LUKE AFB, Arizona --- Two Italian pilots completed their initial training flight in the F-35 Lightning II Nov. 5 at Luke Air Force Base marking the first F-35 flights under control of an Italian pilot.

Today marks another significant step forward for the F-35 program as today's missions showcased the full partnership aspect of F-35 operations here. One Italian flew his mission in an Australian F-35 with an Air Force Reserve ground instructor on the headset. In addition, the maintenance team was comprised of Lockheed Martin contractors and an Australian maintenance liaison officer.

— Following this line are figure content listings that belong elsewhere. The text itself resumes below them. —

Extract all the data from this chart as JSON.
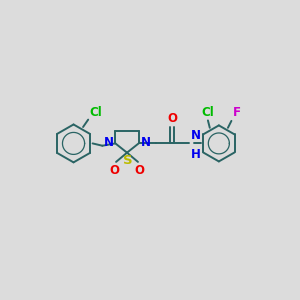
{
  "bg_color": "#dcdcdc",
  "bond_color": "#2a6464",
  "bond_width": 1.4,
  "atom_colors": {
    "N": "#0000ee",
    "S": "#bbbb00",
    "O": "#ee0000",
    "Cl": "#00bb00",
    "F": "#cc00cc",
    "NH_N": "#0000ee",
    "NH_H": "#2a6464"
  },
  "font_size": 8.5,
  "fig_width": 3.0,
  "fig_height": 3.0,
  "dpi": 100,
  "xlim": [
    0,
    10
  ],
  "ylim": [
    0,
    10
  ]
}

Two U.S. instructor pilots from the 61st Fighter Squadron flew alongside the Italians, guiding them through their first flight.

"This has been a big day for the 61st, for Luke AFB, and for the F-35 program," said Lt Col Michael Gette, 61st Fighter Squadron commander. "Every aspect of today's operation was a multinational effort. It was a great example of how all the partner nations are cooperating to make this program a reality and shows how Luke AFB is becoming the international training hub for the F-35."

The international partnerships were on further display as two U.S. student pilots took their first flight as well, one guided by a U.S. instructor pilot and the other by an Australian.

"It is great from an Australian partner perspective to be contributing to the outcome of training F-35 aircrew," said Squadron Leader Nathan Draper, Australian Participant Maintenance Liaison Officer. "To see a USAF IP alongside an Aussie jet with an Italian partner getting his first flight is seeing the vision for the program come to fruition. It is a great day for the F-35 and a big milestone for our team."

The pilots began the academic training phase on Sept. 21, which involved approximately 90 days of classroom and simulator instruction under the supervision of the 56th Training Squadron prior to them stepping to the jet.

"New pilots will be trained in an environment where they learn how to work seamlessly with other nations both from a practical standpoint and a tactical basis," an Italian pilot said. "Future students coming through the course will be able to fly on many different tails, so it is a perfect integration."

When the Italian pilots return home they will be equipped to help develop the training programs of their own air forces and will help pioneer the next generation of global F-35 pilots.